Robert Poëti doit déposer aujourd'hui au Conseil des ministres son projet de réforme de la gouvernance des transports dans le Grand-Montréal. Le ministre des Transports a en poche un appui unanime des maires de la Communauté métropolitaine de Montréal et de l'Association québécoise du transport intermunicipal et municipal, bien que «de nombreux fils restent à attacher».

Par contre, selon des sources, des discussions confidentielles qui ont eu lieu au comité des priorités du gouvernement ont fait ressortir certains points faibles de la réforme, qui vise à remplacer l'Agence métropolitaine de transport (AMT) par une «Autorité régionale des transports» (ART).

On souligne que la présence de maires sur le conseil d'administration de l'ART, contrôlée par une majorité de membres de la CMM, peut mener à des déchirements.

La nouvelle structure, observait-on également au comité, comporterait d'autres désavantages: sans leviers sur la demande, elle ne pourra que bonifier son offre de service et n'aura qu'un effet limité sur la congestion. Le développement du réseau routier et le transport en commun resteront dans leurs silos actuels.

Pire encore, ils pourraient travailler en opposition - on favoriserait l'expansion du réseau routier pour favoriser l'auto tandis qu'on veut favoriser les transports en commun, bien que le comité Mobilité Montréal pourrait contribuer à harmoniser les routes et le transport en commun.

Le procès de l'AMT

Hier, à l'Assemblée nationale, le ministre Poëti a ouvert son jeu: le but de la réforme est de simplifier un réseau où cohabitent actuellement 535 tarifs, ou «titres tarifaires», dans la même région, sans guichet unique ni même de centre d'information pour les clients.

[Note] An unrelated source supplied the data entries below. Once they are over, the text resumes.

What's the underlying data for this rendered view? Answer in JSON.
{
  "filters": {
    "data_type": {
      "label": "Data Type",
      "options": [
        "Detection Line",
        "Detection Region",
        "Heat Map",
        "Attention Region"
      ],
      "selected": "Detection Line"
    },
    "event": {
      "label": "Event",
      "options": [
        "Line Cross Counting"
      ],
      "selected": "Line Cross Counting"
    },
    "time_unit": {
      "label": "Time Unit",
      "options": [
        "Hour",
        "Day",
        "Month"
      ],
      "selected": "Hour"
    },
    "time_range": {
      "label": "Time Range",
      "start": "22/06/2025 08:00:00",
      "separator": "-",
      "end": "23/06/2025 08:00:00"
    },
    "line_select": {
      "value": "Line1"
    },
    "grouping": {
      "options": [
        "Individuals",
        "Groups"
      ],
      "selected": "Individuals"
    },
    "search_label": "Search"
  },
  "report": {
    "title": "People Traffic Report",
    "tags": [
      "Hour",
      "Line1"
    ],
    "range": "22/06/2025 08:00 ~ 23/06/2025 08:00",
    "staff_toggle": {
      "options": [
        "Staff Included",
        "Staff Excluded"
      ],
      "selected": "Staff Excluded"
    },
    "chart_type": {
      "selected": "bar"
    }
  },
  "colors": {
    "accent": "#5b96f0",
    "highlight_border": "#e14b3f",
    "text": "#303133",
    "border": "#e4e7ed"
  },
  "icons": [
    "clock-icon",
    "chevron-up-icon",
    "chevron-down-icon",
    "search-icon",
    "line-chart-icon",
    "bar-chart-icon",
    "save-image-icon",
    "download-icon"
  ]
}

Dans les coulisses, on prédit déjà le procès de l'AMT aujourd'hui. Son Plan d'aménagement, d'une valeur de 23 milliards de dollars, n'est qu'une liste de projets réclamés par les municipalités, sans qu'on se soit donné la peine de les hiérarchiser. Le Vérificateur général du Québec a, à trois reprises, souligné l'absence de cohérence de l'organisme. Depuis 2011, une réflexion est amorcée au ministère des Transports sur la pertinence de l'AMT. Illustration du manque de cohésion: depuis 2012, les élus de la CMM n'ont pu arriver à une entente sur le partage des 50 millions résultant de la surtaxe sur l'essence, indique-t-on dans les coulisses.

À l'Assemblée nationale, en réponse aux questions du député caquiste de Groulx Claude Surprenant, M. Poëti a relevé «que 40% du budget alloué pour les transports collectifs était laissé sur la table, non utilisé par les intervenants. On ne parle pas d'augmenter les taxes, on parle de faire mieux avec ce qu'on a». Selon les chiffres de Transports Québec, c'est en moyenne 400 millions par année que les municipalités ne parviennent pas à dépenser parce que les projets n'avancent pas assez vite à l'intérieur d'une année. Les sommes sont rendues au fonds de financement des infrastructures de transport. Pas de plan pour imposer de nouvelles taxes, assure toutefois le ministre Poëti, moins limpide toutefois quand le député caquiste a abordé la question des tarifs.

Le mandat de l'ART

À l'instigation du maire de Montréal Denis Coderre, semble-t-il, l'ART sera la seule autorité «organisatrice de transport». Sur le plan politique, Québec et les élus de la CMM définiront les orientations, l'approche stratégique et l'organisation des transports en commun. L'ART aura un mandat stratégique, par exemple pour les politiques tarifaires. Finalement, avec des responsabilités opérationnelles, l'organisme assurera l'entretien des équipements et du réseau d'infrastructures.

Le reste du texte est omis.